By Emily Brennan
A new year means new adventures. Though my financial situation may limit my traveling excursions, I really strive to go at least one place I’ve never been each year. Whether I’m headed to Paris, France or Paris, Texas there are a few pieces of travel advice that I always bring with me.
Wednesdays are generally the cheapest days to travel when it comes to airlines. Since it’s the middle of the week, most people have to work, and rates run lower on these low travel days. If you have the freedom to travel on Wednesdays, exercise that freedom. I was able to book a round trip ticket from Missoula, Montana to Portland, Oregon for $173 because I was willing to travel from Wednesday to Wednesday. I spend more than that on a pair of boots!
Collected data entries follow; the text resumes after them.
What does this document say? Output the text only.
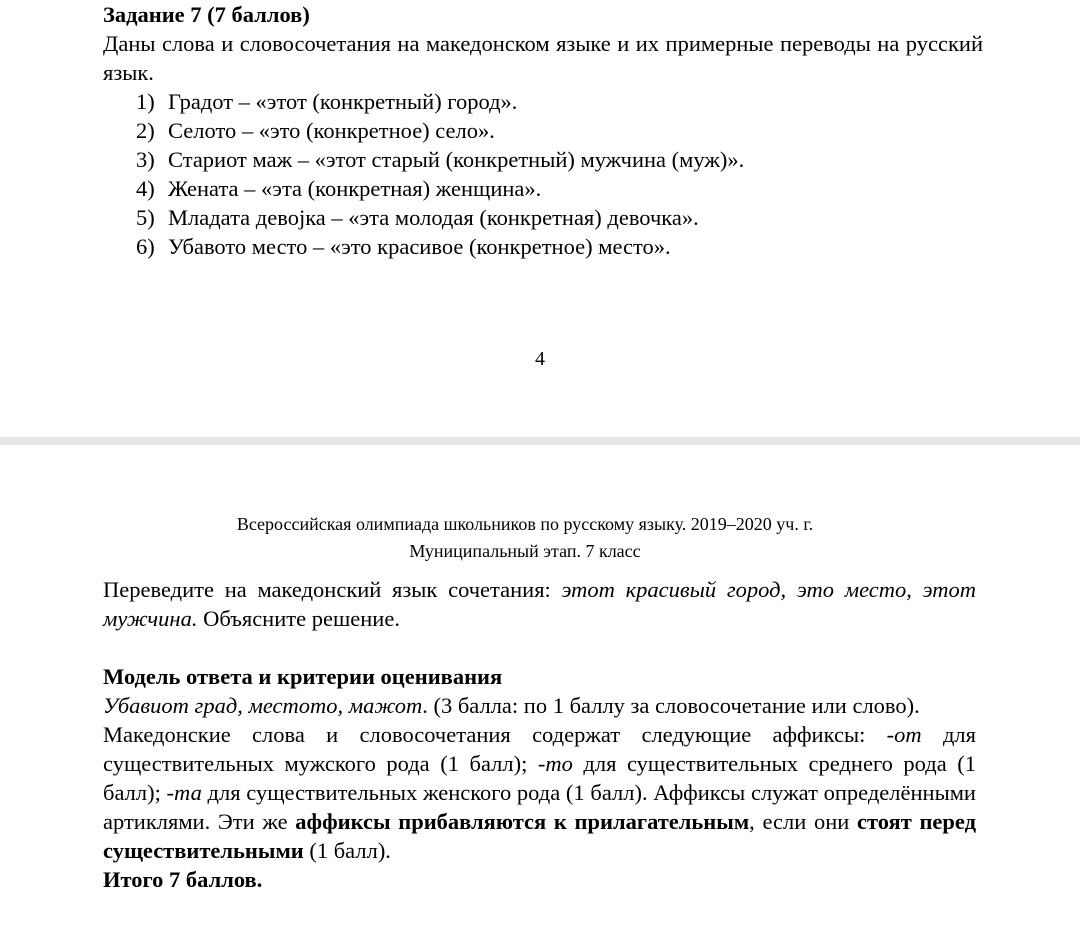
Задание 7 (7 баллов)
Даны слова и словосочетания на македонском языке и их примерные переводы на русский язык.
1) Градот – «этот (конкретный) город».
2) Селото – «это (конкретное) село».
3) Стариот маж – «этот старый (конкретный) мужчина (муж)».
4) Жената – «эта (конкретная) женщина».
5) Младата девојка – «эта молодая (конкретная) девочка».
6) Убавото место – «это красивое (конкретное) место».
4
Всероссийская олимпиада школьников по русскому языку. 2019–2020 уч. г.
Муниципальный этап. 7 класс
Переведите на македонский язык сочетания: этот красивый город, это место, этот мужчина. Объясните решение.
Модель ответа и критерии оценивания
Убавиот град, местото, мажот. (3 балла: по 1 баллу за словосочетание или слово).
Македонские слова и словосочетания содержат следующие аффиксы: -от для существительных мужского рода (1 балл); -то для существительных среднего рода (1 балл); -та для существительных женского рода (1 балл). Аффиксы служат определёнными артиклями. Эти же аффиксы прибавляются к прилагательным, если они стоят перед существительными (1 балл).
Итого 7 баллов.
Food should be a central part of your travel experience. Each country, region, state, and town harbor culinary treasures unique to that area, so don’t just settle for a Subway sandwich or other widely distributed chains because it’s easy and safe. The exception to this rule would be McDonald’s because, as you travel from country to country the menu at this fast food staple changes—think McDonald’s mozzarella sticks in Italy. Also, if you have a tour at a museum or some other attraction, try to step outside of those walls to enjoy lunch. Oftentimes, the restaurants at these tourist attractions are overpriced and generic. When in Seattle, find the seafood. When in Louisiana, find the Creole. When in Rome, eat everything.
*When traveling within the United States, Guy Fieri of Food Network’s Diners, Drive-ins, and Dives has compiled a cookbook and a website that lists the best restaurants and specific dishes in many cities that could work as a delicious guide (http://www.flavortownusa.com/states).
Balance tourist activities with self-exploration. If you book every tourist tour and make a list of every single tourist attraction (largest ball of yarn anyone?) you can miss out on discovering the personality of the city you are in. Make sure to strike a balance between the attractions that every tourist will see and the things that you would find particular interest in—and also give yourself a chance to meet some locals! If salsa dancing is your thing, don’t waste your money on a cramped city bus tour, ask around or do a quick search on bars that host salsa dancing nights and let the rhythm take control.
When you do decide to hit up some tourist attractions do a little research on what products come from each city and sign up for a tour in that industry: wine in Provencal France, the Tillamook factory in Portland, the Jameson distillery in Ireland, or even the Grand Ole Opry in Nashville. Figure out what the city is best at and then see why they are the best.
Savor experiences, not souvenirs. Does anyone truly need another “I (heart) [insert city name here]” t-shirt? Probably not. Buy from the local boutiques that have something unique that you will actually wear or use. It’s pretty fun to get a compliment on your scarf and be able to reply, “oh, this old thing, I picked it up in London years ago.” Yes, it makes you sound a little pretentious, but it also launches you into a reverie of that vacation. You will remember the places you visit even if your souvenirs don’t loudly advertise where you went.
The Golden Rule: One over-reaching piece of advice to keep in mind from the start of your trip to the voyage home is to relax. Traveling can be hectic and frustrating and filled with navigating public transportation and waiting in lines—don’t let those times of stress overshadow what should be a fun experience. If there is an activity that is causing too much anxiety, maybe it means you should skip it and reroute to something that makes you smile.
Safe and happy travels in 2015 to all the voyagers out there!